The pres­sure loss increases and the power of the blower has to be opti­mized. Mostly impor­tantly, it has to be ensured that the igni­tion does not happen too late. Hydrogen is very reac­tive and ignites a lot better than methane. There­fore, the combus­tion controller has to factor in shorter igni­tion times. Another sticking point is that the usual flame measure­ment proce­dures using ioniza­tion cannot be imple­mented when checking and moni­toring the combus­tion. As a result, heater manu­fac­turers have to test new sensors or ther­mo­cou­ples.

Table: Comparing the prop­er­ties of hydrogen, methane and propane.

Another key issue is that hydrogen has a smaller lower heating value than methane but its Wobbe index, impor­tant for the inter­change­ability of fuel gas, is almost as high. For an optimum mixture in the venturi, the gas/air ratio controls have to be adapted accord­ingly. As a result, the inter­ac­tion between the gas blowers, venturi and gas valve is of great impor­tance.

NRV 118 ready for H2

Figure 2: The “NRV 118 – Hydrogen” is ideally suited to hydrogen use. (Photo | ebm-papst)

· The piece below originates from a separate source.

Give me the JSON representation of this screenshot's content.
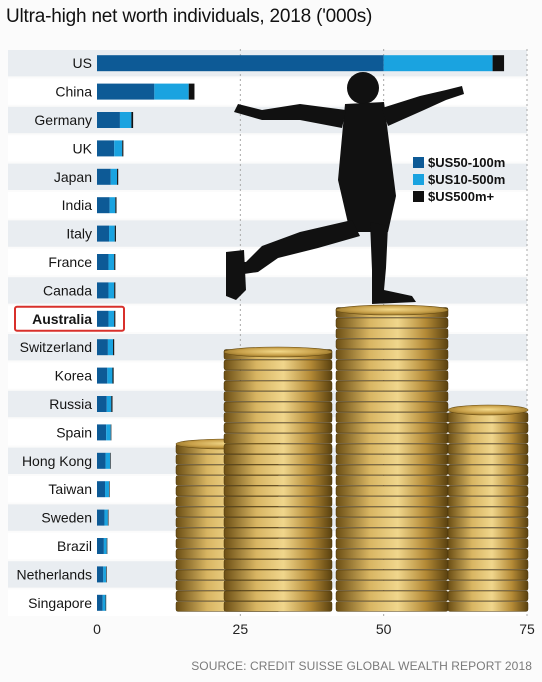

The NRV 118 (Fig. 2) from ebm-papst is already designed for use with a hydrogen propor­tion of up to 10 percent without changes being required. The engi­neers at the Land­shut site put the estab­lished NRV 118 composite system through several inves­ti­ga­tions and initial field tests to check its suit­ability for hydrogen. The result: with some changes, the composite system can be adapted for use with 100 percent hydrogen. The require­ment for the tight­ness of the gas valve and blower was increased and the plas­tics and metals used were checked for their suit­ability.

Another benefit became clear: thanks to special pre-mixture equip­ment, the NRV 118 is ideally suited to hydrogen use. The “pre-fan-mix” gas blower compen­sates for the lower Wobbe index and hydrogen’s smaller lower heating value in the suction oper­a­tion. There is no need for more complex control lines. Further­more, higher modu­la­tions can be run because the gas valve can be opti­mally controlled by nega­tive pres­sure.

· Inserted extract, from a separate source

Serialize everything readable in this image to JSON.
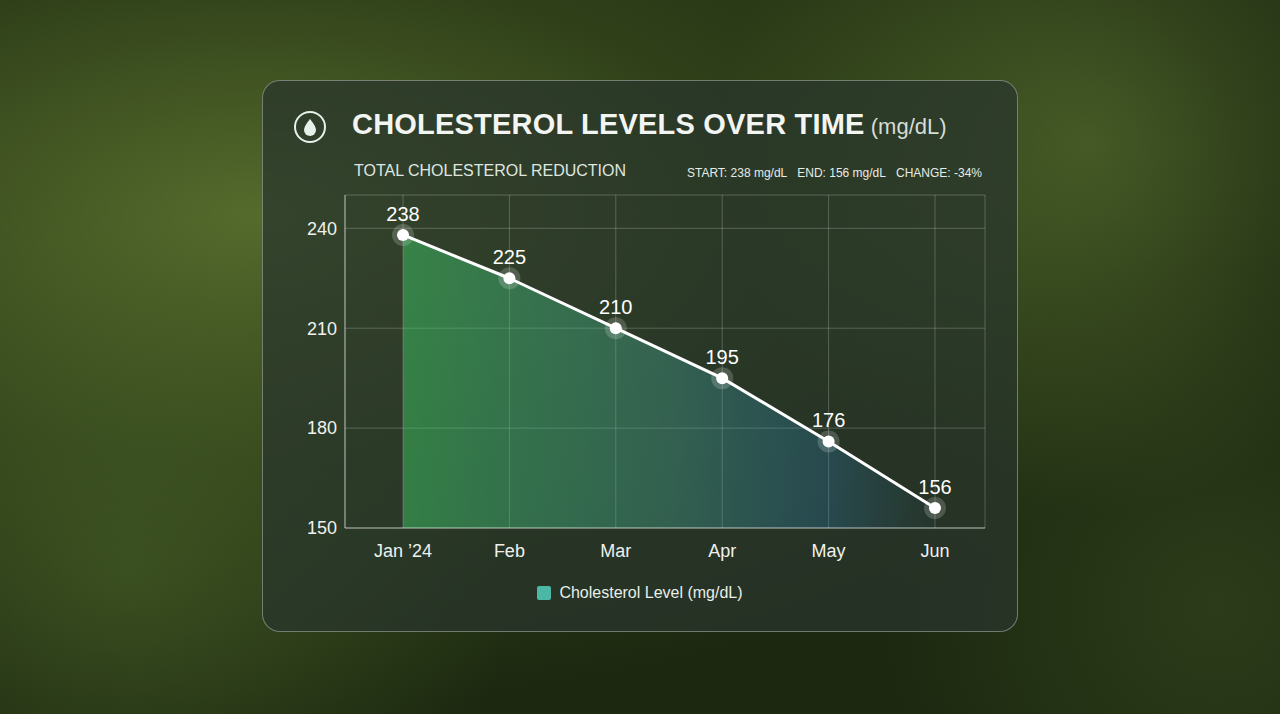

Figure 3: It is still a vision, but hydrogen could replace natural gas in the future and take over heat gener­a­tion as a climate-neutral fuel. (Illus­tra­tion | ebm-papst)

All in all, this means that manu­fac­turers can count on the “NRV 118 Hydrogen” when using 100 percent hydrogen. It will be some time before the clean fuel can be used exten­sively for heating (Fig. 3). Yet, if devel­op­ments in science, poli­tics and industry continue as they are, Jules Vernes’ fictional vision may become a reality before long. 

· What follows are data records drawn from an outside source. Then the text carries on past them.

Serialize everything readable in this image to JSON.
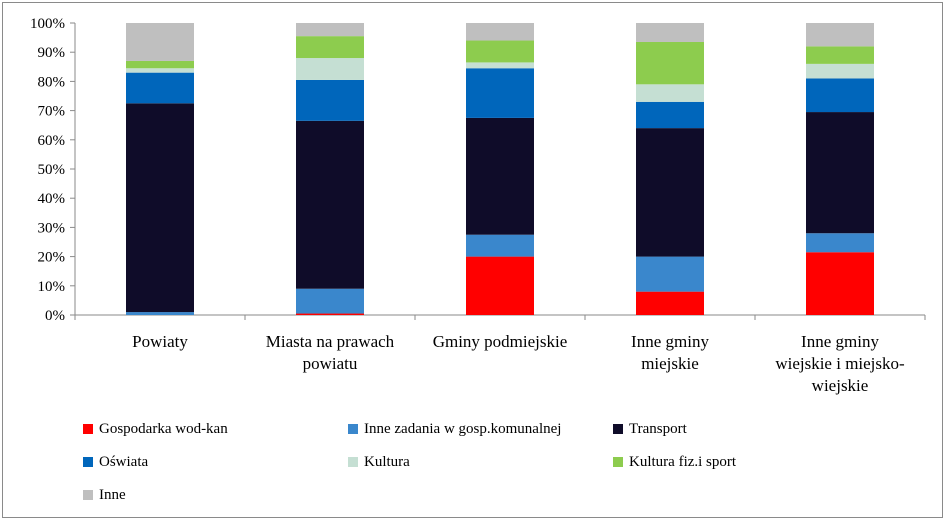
{
  "chart_data": {
    "type": "bar",
    "stacked": true,
    "percent": true,
    "categories": [
      [
        "Powiaty"
      ],
      [
        "Miasta na prawach",
        "powiatu"
      ],
      [
        "Gminy podmiejskie"
      ],
      [
        "Inne gminy",
        "miejskie"
      ],
      [
        "Inne gminy",
        "wiejskie i miejsko-",
        "wiejskie"
      ]
    ],
    "series": [
      {
        "name": "Gospodarka wod-kan",
        "color": "#ff0000",
        "values": [
          0,
          0.5,
          20,
          8,
          21.5
        ]
      },
      {
        "name": "Inne zadania w gosp.komunalnej",
        "color": "#3a87cc",
        "values": [
          1,
          8.5,
          7.5,
          12,
          6.5
        ]
      },
      {
        "name": "Transport",
        "color": "#0f0c29",
        "values": [
          71.5,
          57.5,
          40,
          44,
          41.5
        ]
      },
      {
        "name": "Oświata",
        "color": "#0066bb",
        "values": [
          10.5,
          14,
          17,
          9,
          11.5
        ]
      },
      {
        "name": "Kultura",
        "color": "#c5dfd3",
        "values": [
          1.5,
          7.5,
          2,
          6,
          5
        ]
      },
      {
        "name": "Kultura fiz.i sport",
        "color": "#8dcc4e",
        "values": [
          2.5,
          7.5,
          7.5,
          14.5,
          6
        ]
      },
      {
        "name": "Inne",
        "color": "#bfbfbf",
        "values": [
          13,
          4.5,
          6,
          6.5,
          8
        ]
      }
    ],
    "y_ticks": [
      "0%",
      "10%",
      "20%",
      "30%",
      "40%",
      "50%",
      "60%",
      "70%",
      "80%",
      "90%",
      "100%"
    ],
    "ylim": [
      0,
      100
    ],
    "grid": false,
    "legend_position": "bottom"
  }
}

What is impor­tant for manu­fac­turers of fuel condensing boilers when converting to hydrogen.

  1. The flame speed is eight times higher than with methane. The blowers have to be adapted to the burners’ higher pres­sure loss.
  2. Due to the slightly decreased dynamic viscosity, leaks have to be consid­ered.
  3. Hydrogen has a high perme­ability. Suit­able elas­tomer tools have to be used.
  4. Flame measure­ment proce­dures using ioniza­tion are not possible with 100 percent hydrogen. Manu­fac­turers have to test new sensors or ther­mo­cou­ples.
  5. Igni­tion loads and igni­tion times have to be kept as low and short as possible with pure hydrogen.
  6. The lower heating value of hydrogen is smaller than methane. This makes a perfectly coor­di­nated gas/air ratio control even more impor­tant.